Le Parlement va-t-il survivre au courant régionaliste de certains qui verraient bien ramener les compétences de la Communauté française aux régions ? Philippe Courard estime qu'en politique, tout évolue et que l’évolution doit se faire pour le mieux, c’est-à-dire pour servir au mieux le citoyen. "Moi, je ne suis pas opposé à ce qu’il y ait des réfections, qu’il y ait des modifications, quelques changements, mais une disparition de la Fédération Wallonie-Bruxelles n’est pas à l’ordre du jour. Elle me paraît être une très mauvaise idée, puisque la Fédération permet d’établir un lien fort entre les élus bruxellois et les élus wallons. Je pense donc qu’elle a tout son sens".

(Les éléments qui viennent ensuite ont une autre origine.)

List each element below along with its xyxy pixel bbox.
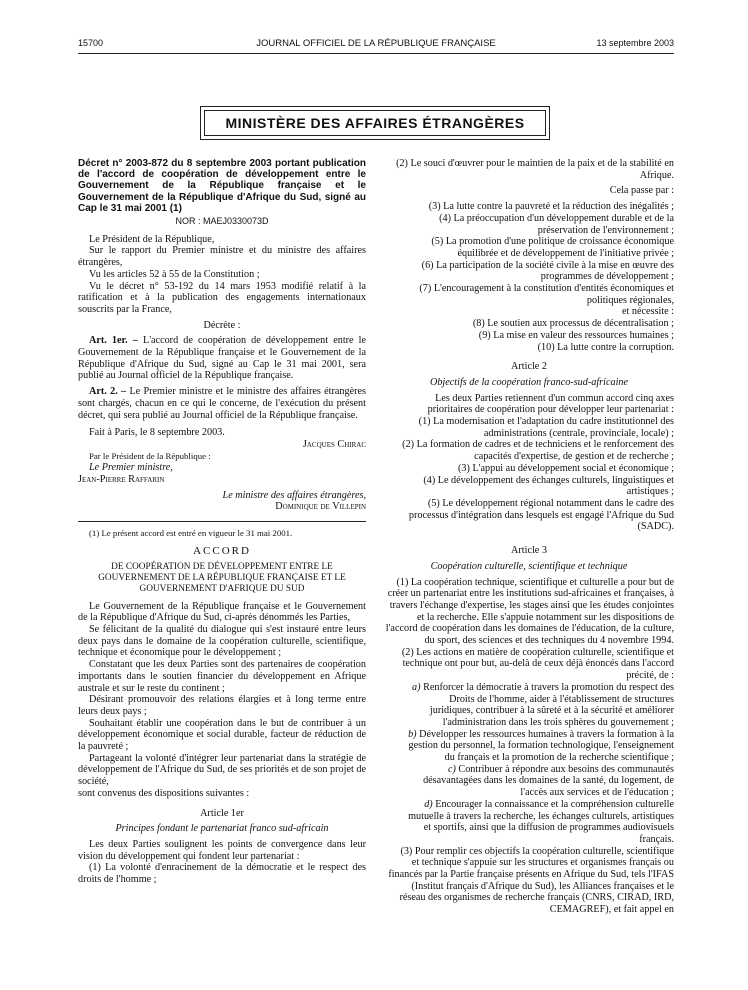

Pour cela, il faut que la majorité reste la même, ce qui n'est pas encore acquis. "Il faut surtout qu’on organise de manière intelligente les institutions, parce que derrière les institutions, il y a un travail, un service qui est fourni aux citoyens", rajoute Philippe Courard. "Je pense donc que la Communauté française, même si elle doit peut-être encore évoluer, a évidemment tout son sens dans le paysage institutionnel belge".